Un’impostazione ben delineata già nell’introduzione di Sandro Scoppa, dove quest’ultimo afferma che: “Affrontare il tema delle radici teologiche della proprietà significa doversi immergere in una visione antropologica e morale che riconosce la proprietà privata (…) come un diritto naturale dell’uomo, strettamente legato alla sua dignità”. Non si tratta dunque di una concessione del potere, ma di un fondamento originario, che precede le costruzioni politiche e limita ogni arbitrio pubblico.
La pubblicazione mostra come questa visione non sia esclusiva di una singola tradizione, ma è comune a tutte le grandi religioni. Per la teologia cattolica, come evidenzia Andrea Favaro, “il settimo comandamento proibisce di prendere o di tenere ingiustamente i beni del prossimo (…) e prescrive implicitamente la giustificazione dell’esistenza di beni propri di un singolo”. Di più: “La proprietà privata rappresenta uno strumento necessario di responsabilità e, quindi, di autonomia e, così, di essere persona”.
Nella concezione ebraica, secondo Paola B. Helzel, la proprietà non si configura come assoluta e perpetua, ma si caratterizza per il suo legame con la responsabilità individuale all’interno della comunità. Come scrive l’autrice: “In tale concezione si identifica una nozione di proprietà identica a quella di un possesso o appropriazione transitori e reversibili”. Un diritto, dunque, che non esclude la legittimità del possesso, ma la subordina a precisi limiti morali e religiosi, come dimostra l’istituto del giubileo, volto a impedire accumulazioni durature e a mantenere l’equilibrio tra i membri della collettività.

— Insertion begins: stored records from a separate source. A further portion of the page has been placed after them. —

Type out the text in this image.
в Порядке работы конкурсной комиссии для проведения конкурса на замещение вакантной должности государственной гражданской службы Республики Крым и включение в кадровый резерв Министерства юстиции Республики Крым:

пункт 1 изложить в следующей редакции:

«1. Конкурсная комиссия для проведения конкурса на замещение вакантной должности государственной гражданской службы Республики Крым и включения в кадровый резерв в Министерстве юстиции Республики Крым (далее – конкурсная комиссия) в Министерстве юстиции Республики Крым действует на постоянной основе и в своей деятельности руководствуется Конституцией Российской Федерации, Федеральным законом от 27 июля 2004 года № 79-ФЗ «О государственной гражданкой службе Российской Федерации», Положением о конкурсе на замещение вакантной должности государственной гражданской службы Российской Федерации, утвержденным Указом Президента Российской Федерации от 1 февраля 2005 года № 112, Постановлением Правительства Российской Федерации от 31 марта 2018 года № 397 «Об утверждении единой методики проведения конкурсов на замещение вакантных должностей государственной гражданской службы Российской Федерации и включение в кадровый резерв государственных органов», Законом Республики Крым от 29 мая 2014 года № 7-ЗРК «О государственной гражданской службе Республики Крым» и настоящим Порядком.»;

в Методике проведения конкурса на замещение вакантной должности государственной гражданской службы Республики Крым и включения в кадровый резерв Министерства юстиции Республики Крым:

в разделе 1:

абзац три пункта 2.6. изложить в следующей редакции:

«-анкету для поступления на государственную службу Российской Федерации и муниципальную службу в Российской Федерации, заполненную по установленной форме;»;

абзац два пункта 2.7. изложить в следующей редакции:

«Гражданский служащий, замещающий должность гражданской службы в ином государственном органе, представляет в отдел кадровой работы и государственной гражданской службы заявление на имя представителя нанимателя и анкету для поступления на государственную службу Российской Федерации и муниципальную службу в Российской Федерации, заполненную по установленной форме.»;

Il contributo evangelico – illustrato nel saggio di Paola Chiarella – mette in evidenza la centralità della libertà individuale e la valenza morale attribuita al lavoro, al successo economico e alla proprietà. Seguendo la lettura weberiana, l’etica protestante è presentata come uno degli elementi che hanno favorito la nascita del capitalismo moderno, promuovendo una visione della ricchezza non come ostacolo, ma come possibile espressione della grazia divina. In tale contesto, la proprietà privata assume una funzione essenziale, intrecciandosi alla responsabilità personale, alla laboriosità individuale e alla dignità sociale riconosciuta al singolo. Nell’approfondimento sull’Islam, Massimo Abdellah Cozzolino riporta un principio fondamentale: “Il concetto di doppia proprietà – umana e divina – è una delle caratteristiche dell’economia islamica. (…) Ciò che sembra essere proprietà è in realtà una questione di amministrazione fiduciaria, per cui abbiamo l’autorità temporanea di gestire e beneficiare della proprietà”. Anche qui, quindi, la proprietà è lecita, ma vincolata da obblighi etici e sociali: una responsabilità, non un privilegio.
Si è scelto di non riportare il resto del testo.